Truman stretched out beside Winslow, smelling the magical essence of sweet hay and animals. The boy lay on his back, looking at the barn ceiling, deep in thought.
“Isn’t it late to be thinking so hard?” Truman said.
“How come you put Mom’s shoes away?”
“Shoes?”
“Her moccasins. The ones that always used to be by the front door.”
Truman thought about this. “I don’t know. I was just ready, I guess. I used to love the way your mother sounded when she walked around the house in those shoes. They were way too big for her—they’d been mine, to begin with—and when she walked around the house in them you could hear them patting on the wood floors. It was the most peaceful sound, knowing we were all at home and safe together.”
Winslow rolled onto his side, ready for sleep.
“But now we’ve got Miles, so that’s all right, too,” Truman said.
Winslow smiled drowsily. “We should have gotten a dog.”
Truman adjusted Winslow’s sleeping bag, kissed his forehead, and stood up stiffly. Hannah dozed nearby, shifting her weight and flapping her ears. Who would have ever thought he’d be here minding an elephant in a barn on a late fall evening, side by side with a woman with whom he believed he was falling in love. It had been a long time since he had felt anything even approximating joy, but here it was—deep contentment; contentment and hope. With Rhonda, disaster had always been imminent, inspiring the ex
hilaration he imagined you might feel when handling explosives or diving out of a moving plane, but there had been no contentment. And then there hadn’t even been the threat of disaster by the end, because it had already happened.

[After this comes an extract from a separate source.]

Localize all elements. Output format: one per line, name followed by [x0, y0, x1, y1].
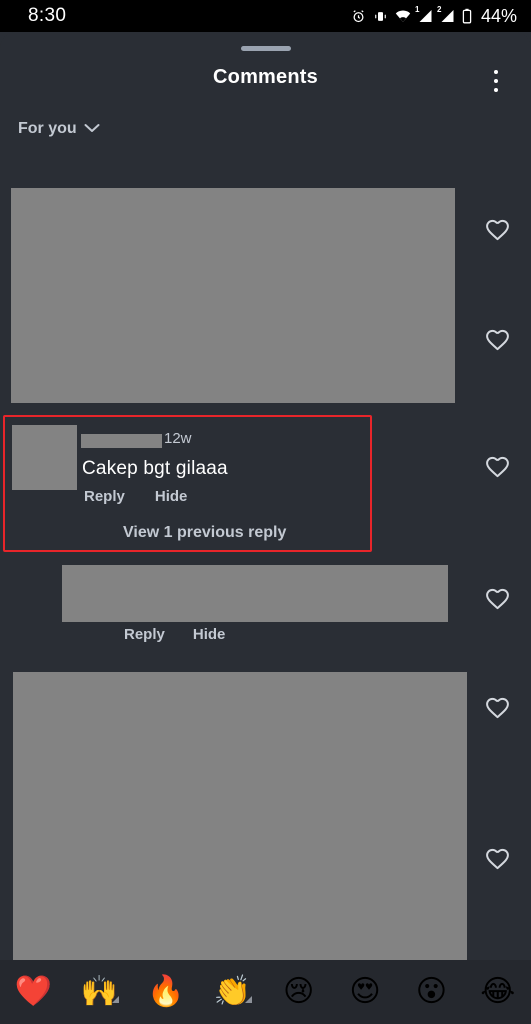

Neva broke up a piece of straw. Truman watched her until her ears turned rosy.
“What,” she said.
“You remind me of the kind of person who spends her summers alone with grizzly bears, or who can splint her own leg with a sleeve and a stick and hike five miles to civilization.”
Neva laughed. “Am I really that fierce?”
“You’re pretty fierce.”
“I never really learned to do the girl thing.”

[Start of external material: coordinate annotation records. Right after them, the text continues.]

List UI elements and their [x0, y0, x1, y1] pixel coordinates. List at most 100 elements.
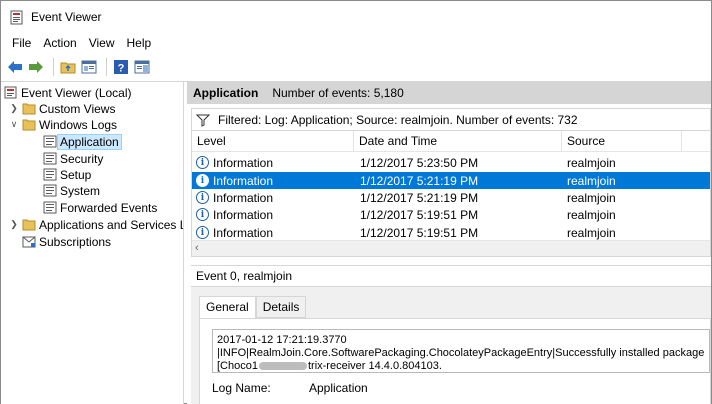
description-line-1: 2017-01-12 17:21:19.3770: [217, 334, 347, 346]
filter-text: Filtered: Log: Application; Source: real…: [218, 112, 578, 127]
menu-view[interactable]: View: [89, 36, 115, 50]
description-line-3-suffix: trix-receiver 14.4.0.804103.: [307, 360, 442, 372]
back-arrow-icon[interactable]: [6, 58, 24, 76]
column-header-source[interactable]: Source: [562, 131, 682, 152]
description-line-3-prefix: [Choco1: [217, 360, 258, 372]
tree-item-security[interactable]: Security: [43, 150, 103, 167]
menu-help[interactable]: Help: [127, 36, 152, 50]
chevron-right-icon[interactable]: ❯: [9, 103, 19, 114]
tree-item-setup[interactable]: Setup: [43, 166, 91, 183]
event-detail-pane: General Details 2017-01-12 17:21:19.3770…: [191, 287, 711, 404]
toolbar-separator: [53, 57, 54, 76]
svg-text:?: ?: [118, 62, 125, 74]
tree-label-subscriptions: Subscriptions: [39, 234, 112, 249]
column-header-extra[interactable]: [682, 131, 710, 152]
event-detail-header: Event 0, realmjoin: [191, 265, 711, 287]
tree-label-forwarded-events: Forwarded Events: [60, 200, 158, 215]
toolbar: ?: [1, 54, 711, 79]
event-count: Number of events: 5,180: [272, 86, 404, 100]
cell-level: Information: [213, 225, 274, 240]
log-icon: [43, 152, 57, 165]
column-header-date[interactable]: Date and Time: [354, 131, 562, 152]
cell-source: realmjoin: [567, 190, 616, 205]
show-action-pane-icon[interactable]: [133, 58, 151, 76]
table-row[interactable]: i Information 1/12/2017 5:19:51 PM realmj…: [192, 206, 710, 223]
events-table: Level Date and Time Source i Information …: [191, 130, 711, 257]
show-hide-tree-icon[interactable]: [80, 58, 98, 76]
help-icon[interactable]: ?: [112, 58, 130, 76]
tree-item-subscriptions[interactable]: Subscriptions: [22, 233, 111, 250]
tree-label-windows-logs: Windows Logs: [39, 117, 118, 132]
main-area: Event Viewer (Local) ❯ Custom Views ∨ Wi…: [1, 81, 711, 404]
cell-date: 1/12/2017 5:21:19 PM: [360, 173, 479, 188]
horizontal-scrollbar[interactable]: ‹: [192, 240, 710, 256]
title-bar: Event Viewer: [1, 1, 711, 33]
menu-action[interactable]: Action: [43, 36, 76, 50]
log-name-label: Log Name:: [212, 381, 271, 395]
log-icon: [43, 135, 57, 148]
tree-label-custom-views: Custom Views: [39, 101, 116, 116]
toolbar-separator: [106, 57, 107, 76]
tree-item-forwarded-events[interactable]: Forwarded Events: [43, 199, 157, 216]
table-row[interactable]: i Information 1/12/2017 5:19:51 PM realmj…: [192, 224, 710, 241]
tree-item-app-services[interactable]: ❯ Applications and Services Lo: [9, 216, 183, 233]
tree-item-windows-logs[interactable]: ∨ Windows Logs: [9, 116, 117, 133]
cell-level: Information: [213, 190, 274, 205]
tree-label-application: Application: [57, 133, 122, 150]
window-title: Event Viewer: [31, 10, 102, 24]
filter-bar: Filtered: Log: Application; Source: real…: [191, 108, 711, 130]
tab-general[interactable]: General: [199, 296, 256, 319]
cell-date: 1/12/2017 5:19:51 PM: [360, 225, 479, 240]
log-header-bar: Application Number of events: 5,180: [187, 82, 711, 104]
folder-icon: [22, 218, 36, 231]
up-folder-icon[interactable]: [59, 58, 77, 76]
scroll-left-arrow-icon[interactable]: ‹: [195, 242, 199, 254]
table-row-selected[interactable]: i Information 1/12/2017 5:21:19 PM realmj…: [192, 172, 710, 189]
information-icon: i: [196, 208, 209, 221]
tree-item-custom-views[interactable]: ❯ Custom Views: [9, 100, 115, 117]
subscriptions-icon: [22, 235, 36, 248]
forward-arrow-icon[interactable]: [27, 58, 45, 76]
column-header-level[interactable]: Level: [192, 131, 354, 152]
cell-source: realmjoin: [567, 207, 616, 222]
tree-label-root: Event Viewer (Local): [21, 85, 132, 100]
table-row[interactable]: i Information 1/12/2017 5:21:19 PM realmj…: [192, 189, 710, 206]
description-line-2: |INFO|RealmJoin.Core.SoftwarePackaging.C…: [217, 347, 705, 359]
tab-details[interactable]: Details: [255, 296, 307, 318]
event-viewer-app-icon: [10, 10, 24, 25]
log-title: Application: [193, 86, 259, 100]
tree-label-security: Security: [60, 151, 104, 166]
log-icon: [43, 168, 57, 181]
cell-source: realmjoin: [567, 173, 616, 188]
navigation-tree: Event Viewer (Local) ❯ Custom Views ∨ Wi…: [1, 82, 184, 404]
cell-level: Information: [213, 207, 274, 222]
information-icon: i: [196, 226, 209, 239]
tree-item-application[interactable]: Application: [43, 133, 122, 150]
tree-label-system: System: [60, 183, 101, 198]
cell-level: Information: [213, 173, 274, 188]
information-icon: i: [196, 191, 209, 204]
tree-item-system[interactable]: System: [43, 182, 100, 199]
folder-icon: [22, 102, 36, 115]
filter-icon: [195, 113, 211, 127]
cell-date: 1/12/2017 5:23:50 PM: [360, 155, 479, 170]
table-row[interactable]: i Information 1/12/2017 5:23:50 PM realmj…: [192, 154, 710, 171]
cell-date: 1/12/2017 5:21:19 PM: [360, 190, 479, 205]
information-icon: i: [196, 174, 209, 187]
tree-item-root[interactable]: Event Viewer (Local): [4, 84, 132, 101]
chevron-right-icon[interactable]: ❯: [9, 219, 19, 230]
log-name-value: Application: [309, 381, 368, 395]
folder-icon: [22, 118, 36, 131]
description-line-3: [Choco1 trix-receiver 14.4.0.804103.: [217, 360, 705, 372]
log-name-row: Log Name: Application: [212, 381, 368, 395]
cell-source: realmjoin: [567, 225, 616, 240]
event-description-box[interactable]: 2017-01-12 17:21:19.3770 |INFO|RealmJoin…: [212, 329, 710, 373]
event-viewer-window: Event Viewer File Action View Help ? Eve…: [0, 0, 712, 404]
content-pane: Application Number of events: 5,180 Filt…: [187, 82, 711, 404]
chevron-down-icon[interactable]: ∨: [9, 119, 19, 130]
event-detail-title: Event 0, realmjoin: [196, 269, 293, 283]
detail-tabs: General Details: [199, 296, 307, 319]
event-viewer-node-icon: [4, 86, 18, 99]
menu-file[interactable]: File: [12, 36, 31, 50]
general-tab-panel: 2017-01-12 17:21:19.3770 |INFO|RealmJoin…: [199, 318, 711, 404]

“I think you’re very girl—just a very fierce girl.”
“Sounds bad.”
“It’s not bad.” Truman held his hands close to the Coleman lantern on the table in front of them. “What will you do, once Hannah’s gone?” Harriet had reinstated her to the ranks of a zoo employee, but only until Hannah was moved.

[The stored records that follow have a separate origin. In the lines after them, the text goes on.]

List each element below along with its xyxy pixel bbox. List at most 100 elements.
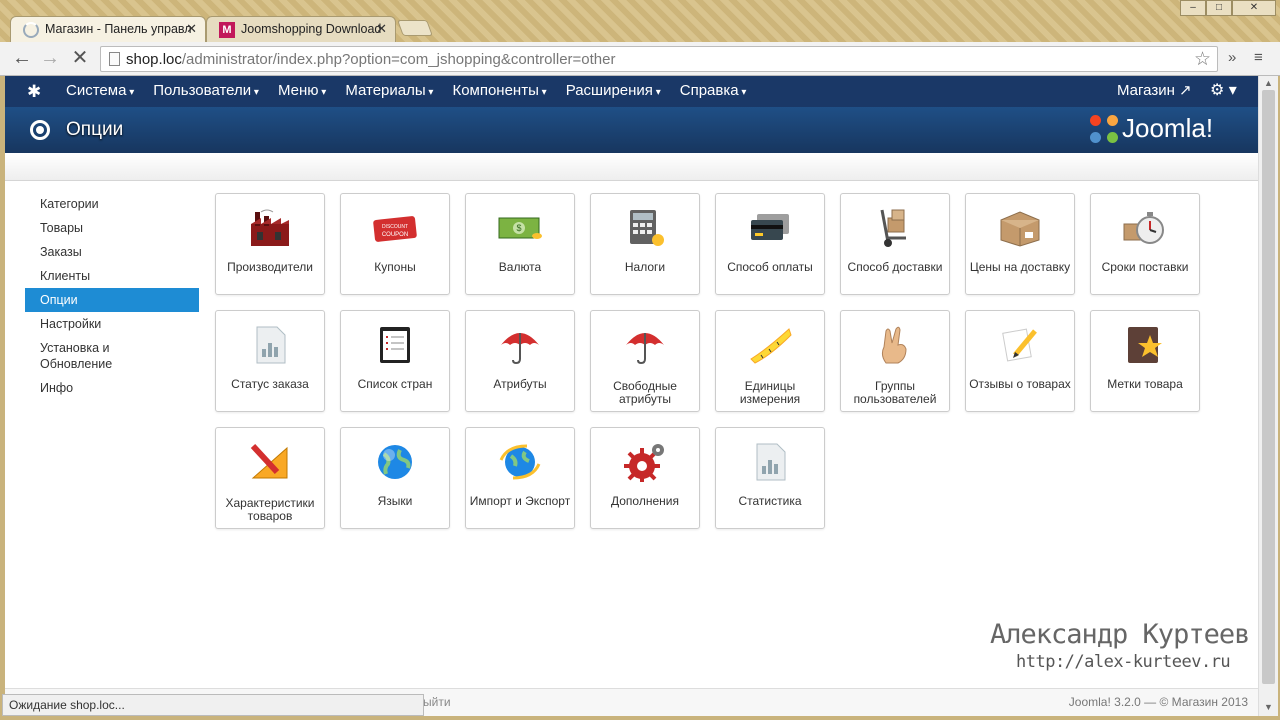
window-close-button[interactable]: ✕ xyxy=(1232,0,1276,16)
gears-icon xyxy=(622,442,668,484)
menu-item-0[interactable]: Система xyxy=(66,76,134,107)
option-tile-8[interactable]: Статус заказа xyxy=(215,310,325,412)
forward-arrow-icon[interactable]: → xyxy=(38,48,62,68)
option-tile-0[interactable]: Производители xyxy=(215,193,325,295)
tab-joomshopping[interactable]: M Joomshopping Download ✕ xyxy=(206,16,396,42)
sidebar-item-0[interactable]: Категории xyxy=(25,192,199,216)
option-tile-14[interactable]: Отзывы о товарах xyxy=(965,310,1075,412)
scroll-thumb[interactable] xyxy=(1262,90,1275,684)
option-tile-label: Отзывы о товарах xyxy=(969,377,1071,391)
svg-text:DISCOUNT: DISCOUNT xyxy=(382,224,408,230)
option-tile-9[interactable]: Список стран xyxy=(340,310,450,412)
option-tile-label: Атрибуты xyxy=(493,377,547,391)
option-tile-5[interactable]: Способ доставки xyxy=(840,193,950,295)
bookmark-star-icon[interactable]: ☆ xyxy=(1194,48,1211,71)
option-tile-label: Налоги xyxy=(624,260,666,274)
option-tile-label: Свободные атрибуты xyxy=(613,379,677,406)
coupon-icon: DISCOUNT COUPON xyxy=(372,208,418,248)
measuring-tape-icon xyxy=(747,325,793,365)
logout-link-partial[interactable]: ыйти xyxy=(423,695,451,709)
menu-item-5[interactable]: Расширения xyxy=(566,76,661,107)
new-tab-button[interactable] xyxy=(397,20,433,36)
watermark: Александр Куртеев http://alex-kurteev.ru xyxy=(990,619,1250,672)
tab-shop-admin[interactable]: Магазин - Панель управл ✕ xyxy=(10,16,206,42)
option-tile-18[interactable]: Импорт и Экспорт xyxy=(465,427,575,529)
option-tile-label: Единицы измерения xyxy=(739,379,801,406)
menu-item-3[interactable]: Материалы xyxy=(345,76,433,107)
option-tile-12[interactable]: Единицы измерения xyxy=(715,310,825,412)
joomshopping-favicon-icon: M xyxy=(219,22,235,38)
menu-item-2[interactable]: Меню xyxy=(278,76,326,107)
option-tile-1[interactable]: DISCOUNT COUPON Купоны xyxy=(340,193,450,295)
scroll-down-icon[interactable]: ▼ xyxy=(1264,702,1273,712)
factory-icon xyxy=(247,208,293,248)
page-header: Опции Joomla! xyxy=(5,107,1258,153)
option-tile-17[interactable]: Языки xyxy=(340,427,450,529)
toolbar-strip xyxy=(5,153,1258,181)
svg-text:COUPON: COUPON xyxy=(382,232,408,238)
umbrella-icon xyxy=(497,325,543,365)
sidebar-item-4[interactable]: Опции xyxy=(25,288,199,312)
close-icon[interactable]: ✕ xyxy=(376,21,387,37)
option-tile-13[interactable]: Группы пользователей xyxy=(840,310,950,412)
sidebar-item-6[interactable]: Установка и Обновление xyxy=(25,336,199,376)
option-tile-label: Купоны xyxy=(374,260,416,274)
joomla-brand-logo: Joomla! xyxy=(1090,113,1213,144)
menu-item-1[interactable]: Пользователи xyxy=(153,76,259,107)
browser-status-bubble: Ожидание shop.loc... xyxy=(2,694,424,716)
option-tile-10[interactable]: Атрибуты xyxy=(465,310,575,412)
browser-toolbar: ← → ✕ shop.loc/administrator/index.php?o… xyxy=(0,42,1280,76)
calculator-icon xyxy=(622,208,668,248)
option-tile-label: Цены на доставку xyxy=(969,260,1071,274)
option-tile-2[interactable]: $ Валюта xyxy=(465,193,575,295)
option-tile-3[interactable]: Налоги xyxy=(590,193,700,295)
tab-title: Магазин - Панель управл xyxy=(45,22,192,36)
scroll-up-icon[interactable]: ▲ xyxy=(1264,78,1273,88)
menu-icon[interactable]: ≡ xyxy=(1254,49,1263,66)
page-icon xyxy=(109,52,120,66)
maximize-button[interactable]: □ xyxy=(1206,0,1232,16)
option-tile-4[interactable]: Способ оплаты xyxy=(715,193,825,295)
option-tile-label: Способ доставки xyxy=(847,260,943,274)
joomla-logo-icon xyxy=(1090,115,1118,143)
back-arrow-icon[interactable]: ← xyxy=(10,48,34,68)
option-tile-20[interactable]: Статистика xyxy=(715,427,825,529)
report-icon xyxy=(747,442,793,482)
option-tile-label: Список стран xyxy=(357,377,433,391)
option-tile-label: Статус заказа xyxy=(231,377,309,391)
menu-item-4[interactable]: Компоненты xyxy=(452,76,546,107)
sidebar-menu: Категории Товары Заказы Клиенты Опции Настрой… xyxy=(25,192,199,400)
minimize-button[interactable]: – xyxy=(1180,0,1206,16)
close-icon[interactable]: ✕ xyxy=(186,21,197,37)
tab-title: Joomshopping Download xyxy=(241,22,382,36)
option-tile-label: Группы пользователей xyxy=(853,379,937,406)
page-scrollbar[interactable]: ▲ ▼ xyxy=(1258,76,1278,716)
version-copyright: Joomla! 3.2.0 — © Магазин 2013 xyxy=(1068,695,1248,709)
sidebar-item-2[interactable]: Заказы xyxy=(25,240,199,264)
loading-spinner-icon xyxy=(23,22,39,38)
option-tile-6[interactable]: Цены на доставку xyxy=(965,193,1075,295)
extensions-chevron-icon[interactable]: » xyxy=(1228,49,1236,66)
money-icon: $ xyxy=(497,208,543,248)
option-tile-11[interactable]: Свободные атрибуты xyxy=(590,310,700,412)
sidebar-item-3[interactable]: Клиенты xyxy=(25,264,199,288)
sidebar-item-5[interactable]: Настройки xyxy=(25,312,199,336)
shop-frontend-link[interactable]: Магазин ↗ xyxy=(1117,76,1192,106)
option-tile-7[interactable]: Сроки поставки xyxy=(1090,193,1200,295)
option-tile-19[interactable]: Дополнения xyxy=(590,427,700,529)
sidebar-item-7[interactable]: Инфо xyxy=(25,376,199,400)
sidebar-item-1[interactable]: Товары xyxy=(25,216,199,240)
stop-loading-icon[interactable]: ✕ xyxy=(68,48,92,68)
menu-item-6[interactable]: Справка xyxy=(680,76,747,107)
user-settings-gear-icon[interactable]: ⚙ ▾ xyxy=(1210,76,1237,106)
option-tile-label: Дополнения xyxy=(611,494,679,508)
option-tile-label: Характеристики товаров xyxy=(225,496,315,523)
address-bar[interactable]: shop.loc/administrator/index.php?option=… xyxy=(100,46,1218,72)
options-grid: Производители DISCOUNT COUPON Купоны $ Валюта… xyxy=(215,193,1215,533)
option-tile-16[interactable]: Характеристики товаров xyxy=(215,427,325,529)
clipboard-icon xyxy=(372,325,418,365)
option-tile-15[interactable]: Метки товара xyxy=(1090,310,1200,412)
joomla-icon[interactable]: ✱ xyxy=(27,82,41,102)
box-icon xyxy=(997,208,1043,248)
option-tile-label: Способ оплаты xyxy=(727,260,813,274)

“Oh, there are lots of places I can go,” Neva said. “I’ve been in the business a long time, and I have a good reputation. It’s a small pond out there where man and elephant meet, and I’m a pretty good-sized fish. I’ve had some offers.”
Truman drew a fortifying breath. “Well, here’s an idea Winslow and I have come up with. We think what Bladenham needs is a top-drawer miniature pig breeder and trainer. No, now, wait, hear me out. Pigs are cute when they’re young. I know this from experience. And by the time they grow up, they’re someone else’s problem.”
Neva laughed. “Me, a pig breeder?”
“And trainer. Winslow and I will teach you everything we know.”
“That wouldn’t take long.”
“It might,” Truman said. “It depends on how quickly we reveal our secrets.”
“Do you have secrets?”
“Not many, but we could string them out. Think about staying. Please.”
“We’ll see,” said Neva. “But in the meantime, listen: if you climb into my sleeping bag tonight, I won’t kick you out.”
“Ah,” said Truman. “I should warn you that Miles may try to get in with me.”
“And that,” said Neva, “is where I set my limits.”
The next afternoon at the Beauty Spot, Corinna was coloring Bettina Jones’s hair at last. Some of the little moles on her face were gone, too. Something was up.